Ainsi, à la lecture des plans mis à l'enquête

complémentaire, on observe que les locaux concernés ne comportent désormais plus

qu'une seule ouverture (la porte d'accès), en dehors de laquelle ils sont

entièrement fermés. Quand bien même la porte d'accès devrait être vitrée selon la

recourante, l'éclairage des locaux demeure largement insuffisant au regard de

l'art. 28 RLATC. En effet, la proportion minimale de 1/8 entre la surface de

l'ouverture et celle du plancher n'est de loin pas atteinte; la proportion est en

l'occurrence de l'ordre de 1/18, la pièce présentant une surface de plancher de

18.

m2 (4 m x 4,5 m) et celle de la porte d'entrée vitrée présentant une

surface maximale de 2 m2 (1 m x 2 m). A cela s'ajoute que les locaux

litigieux ne présentent toujours pas de liaison directe avec les appartements

qu'ils jouxtent, l'accès étant prévu par la terrasse (pour le rez inférieur),

respectivement par le balcon (pour le rez supérieur). L'intitulé des locaux a certes

été modifié, mais la nouvelle affectation prévue est similaire à l'ancienne, en

ce sens qu'elle constitue une pièce annexe qui n'a pas vocation à servir de

pièce de vie, selon les explications de la constructrice. Enfin, la publication

en 2017 d'une annonce relative à un appartement comportant trois chambres à

coucher ne constitue pas un indice du fait que les locaux litigieux seraient

voués à l'habitation. Il ressort en effet des explications de la constructrice

et de la comparaison des plans mis à l'enquête publique en 2015 et 2018 que

l'appartement sis au rez supérieur comportait - initialement - trois chambres à

coucher et qu'il n'en comporte - selon le projet modifié - plus que deux. Au vu

de ces éléments, il y a lieu de constater que les modifications apportées aux

locaux litigieux dans le cadre de l'enquête complémentaire ne rendent pas ceux-ci

habitables, en l'état; au contraire, lesdites modifications tendent à les rendre

encore moins habitables qu'initialement projetés.
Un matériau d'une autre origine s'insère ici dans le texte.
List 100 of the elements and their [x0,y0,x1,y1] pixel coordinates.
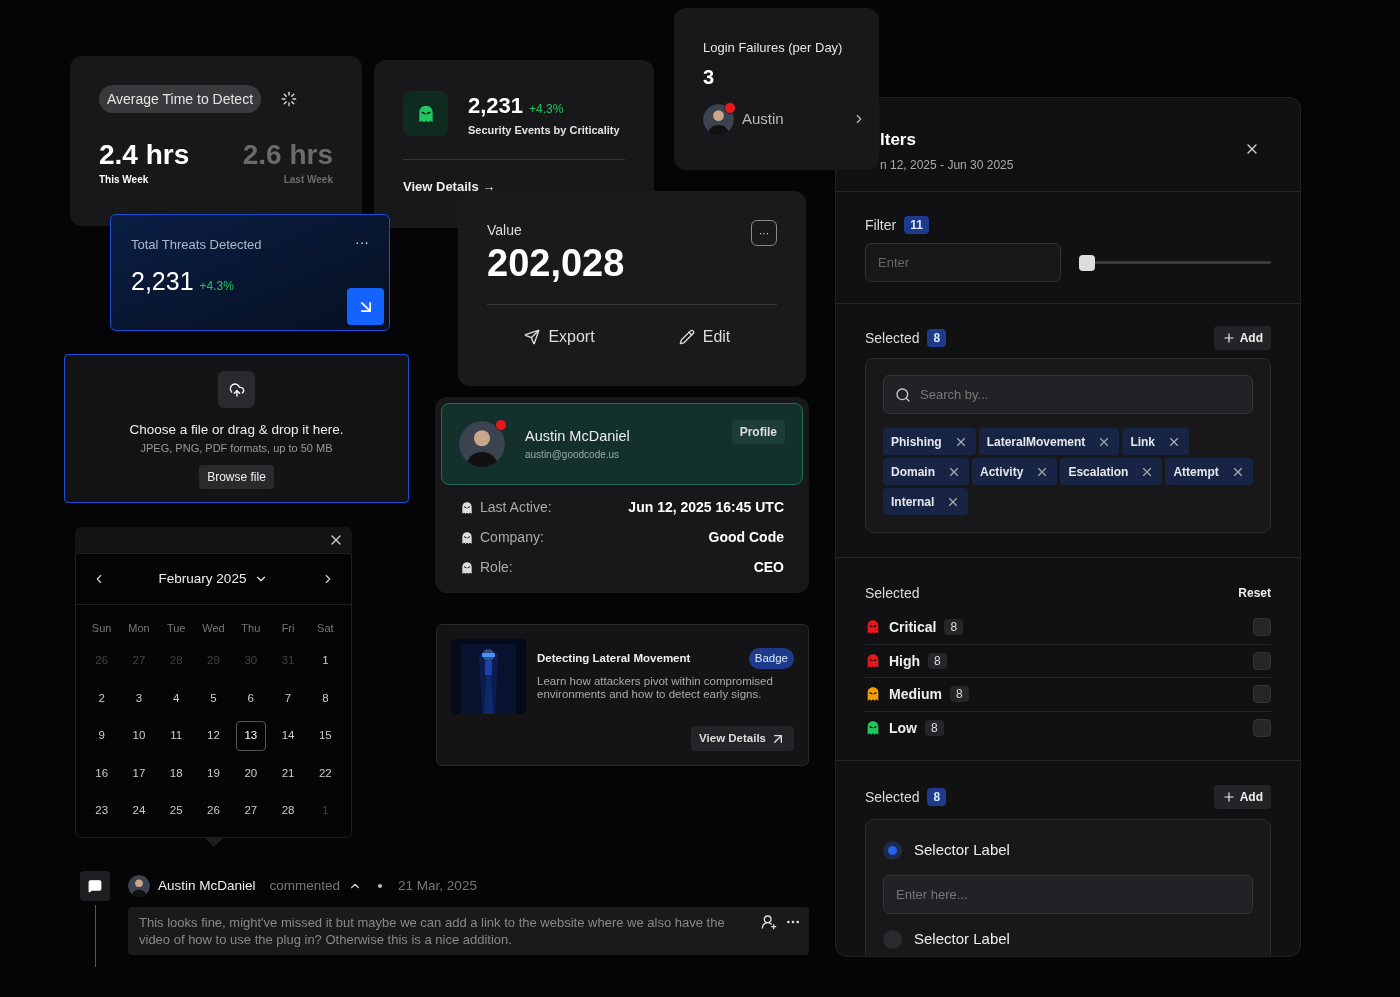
severity-label: Medium [889,685,942,705]
calendar-day[interactable]: 2 [86,683,117,714]
calendar-day[interactable]: 5 [198,683,229,714]
view-details-link[interactable]: View Details → [403,179,625,193]
slider-thumb[interactable] [1079,254,1095,271]
count-badge: 8 [928,652,947,669]
search-icon [895,386,911,403]
calendar-day[interactable]: 10 [123,720,154,751]
calendar-day[interactable]: 9 [86,720,117,751]
add-button[interactable]: Add [1213,326,1271,350]
calendar-day[interactable]: 17 [123,758,154,789]
month-selector[interactable]: February 2025 [158,568,269,590]
add-button[interactable]: Add [1213,785,1271,809]
calendar-day[interactable]: 11 [161,720,192,751]
detail-value: CEO [753,558,784,577]
profile-email: austin@goodcode.us [525,448,621,463]
calendar-day[interactable]: 15 [310,720,341,751]
upload-hint: JPEG, PNG, PDF formats, up to 50 MB [140,441,333,457]
plus-icon [1221,331,1236,345]
checkbox[interactable] [1253,685,1271,704]
calendar-day[interactable]: 21 [273,758,304,789]
detail-value: Good Code [708,528,784,547]
avatar [703,103,734,135]
detail-value: Jun 12, 2025 16:45 UTC [628,498,784,517]
change-label: +4.3% [199,277,234,294]
panel-title: lters [880,129,917,151]
calendar-day[interactable]: 7 [273,683,304,714]
calendar-day[interactable]: 19 [198,758,229,789]
checkbox[interactable] [1253,651,1271,670]
comment-text: This looks fine, might've missed it but maybe we can add a link to the website where we also have the video of how to use the plug in? Otherwise this is a nice addition. [139,914,726,948]
calendar-day[interactable]: 14 [273,720,304,751]
metric-value: 2,231 [131,265,194,297]
calendar-day[interactable]: 16 [86,758,117,789]
filter-input[interactable]: Enter [865,243,1061,282]
course-badge: Badge [748,648,794,670]
stat-label: This Week [99,173,150,187]
metric-value: 202,028 [487,241,625,286]
weekday-label: Tue [166,620,186,636]
filter-tag[interactable]: Link [1122,428,1190,455]
upload-title: Choose a file or drag & drop it here. [129,421,344,439]
avatar [459,421,505,467]
calendar-day[interactable]: 25 [161,795,192,826]
calendar-day[interactable]: 12 [198,720,229,751]
stat-value: 2.6 hrs [242,138,333,172]
filter-tag[interactable]: Internal [883,488,969,515]
calendar-day[interactable]: 23 [86,795,117,826]
checkbox[interactable] [1253,719,1271,738]
comment-date: 21 Mar, 2025 [398,876,477,895]
calendar-day[interactable]: 24 [123,795,154,826]
section-label: Selected [865,788,920,807]
section-label: Selected [865,329,920,348]
weekday-label: Thu [241,620,261,636]
calendar-day[interactable]: 28 [273,795,304,826]
calendar-day[interactable]: 13 [235,720,266,751]
filter-tag[interactable]: LateralMovement [978,428,1120,455]
weekday-label: Fri [281,620,295,636]
calendar-day[interactable]: 6 [235,683,266,714]
course-title: Detecting Lateral Movement [537,651,691,666]
metric-chip[interactable]: Average Time to Detect [99,85,262,113]
course-description: Learn how attackers pivot within compromised environments and how to detect early signs. [537,675,774,702]
export-button[interactable]: Export [487,324,632,349]
search-field[interactable]: Search by... [883,375,1253,414]
more-button[interactable]: ··· [751,220,777,246]
calendar-day[interactable]: 22 [310,758,341,789]
calendar-day[interactable]: 8 [310,683,341,714]
add-user-icon[interactable] [761,914,777,930]
edit-button[interactable]: Edit [632,324,777,349]
stat-value: 2.4 hrs [99,138,190,172]
filter-tag[interactable]: Attempt [1165,458,1253,485]
filter-tag[interactable]: Phishing [883,428,976,455]
checkbox[interactable] [1253,618,1271,637]
severity-label: High [889,651,921,671]
view-details-button[interactable]: View Details [691,726,794,752]
comment-author: Austin McDaniel [158,876,256,895]
calendar-day[interactable]: 3 [123,683,154,714]
more-button[interactable]: ··· [355,235,369,255]
weekday-label: Wed [202,620,225,636]
calendar-day[interactable]: 4 [161,683,192,714]
reset-button[interactable]: Reset [1238,585,1271,601]
open-button[interactable] [347,288,384,325]
calendar-day[interactable]: 20 [235,758,266,789]
filter-tag[interactable]: Escalation [1060,458,1163,485]
weekday-label: Mon [128,620,150,636]
calendar-day[interactable]: 1 [310,645,341,676]
slider[interactable] [1079,254,1271,271]
browse-file-button[interactable]: Browse file [199,464,274,489]
profile-button[interactable]: Profile [731,420,785,444]
ghost-icon [460,530,474,545]
radio-button[interactable] [883,840,902,860]
comment-action: commented [269,876,341,895]
calendar-day[interactable]: 27 [235,795,266,826]
filter-tag[interactable]: Activity [972,458,1058,485]
send-icon [524,328,541,345]
upload-dropzone[interactable]: Choose a file or drag & drop it here. JPEG, PNG, PDF formats, up to 50 MB Browse file [64,354,409,503]
option-input[interactable]: Enter here... [883,875,1253,914]
ghost-icon [460,560,474,575]
filter-tag[interactable]: Domain [883,458,969,485]
calendar-day[interactable]: 26 [198,795,229,826]
spinner-icon [281,91,298,107]
calendar-day[interactable]: 18 [161,758,192,789]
Cela étant, il est légitime de se poser la question

de savoir si la constructrice a entrevu la possibilité de rendre, à terme, les

locaux litigieux habitables, ce qu'elle conteste. On observe en effet que ces

locaux, tels qu'ils ont été autorisés (par le premier permis de construire), pourraient

être rendus habitables moyennant quelques modifications. A cet égard, on constate,

en premier lieu, que les locaux litigieux sont isolés, leurs murs extérieurs (en

façade nord, est et partiellement sud) comprenant notamment une couche d'isolation.

En second lieu, il convient de relever qu'en façade sud, le mur prévu de part

et d'autre de la porte d'accès pourrait, selon sa composition, facilement laisser

place à une plus large ouverture. A cela s'ajoute que les locaux litigieux sont

séparés des appartements qu'ils jouxtent par un mur non porteur, qui pourrait

être abattu, permettant de constituer, par l'accès direct en bout de couloir,

un appartement de plus grande surface d'un même tenant. Enfin, les locaux

litigieux sont orientés vers le sud et constituent une pièce de belles

dimensions (plus grande que les chambres des appartements projetés aux rez

inférieur et supérieur), qui donne directement sur l’espace du balcon élargi.

Quoi qu'il en soit, les locaux litigieux ont été

autorisés dans le cadre du premier permis de construire avec les particularités

exposées ci-dessus. Comme on l'a vu, ce premier permis est entré en force et la

présente procédure ne permet pas de revenir sur les éléments de construction

ainsi autorisés. Quant aux modifications apportées au projet dans le cadre de l'enquête

complémentaire, lesquelles font l'objet de la présente procédure, on ne saurait

considérer qu'elles rendent, en l'état, lesdits locaux habitables. Enfin, les modifications

qui permettraient de rendre lesdits locaux habitables (ouverture plus large en

façade sud, suppression du mur séparant ces locaux de l'appartement qui les

jouxte) ne font pas l'objet d'une autorisation de construire et ne sauraient être

autorisés, dès lors qu'elles entraîneraient un dépassement du CUS.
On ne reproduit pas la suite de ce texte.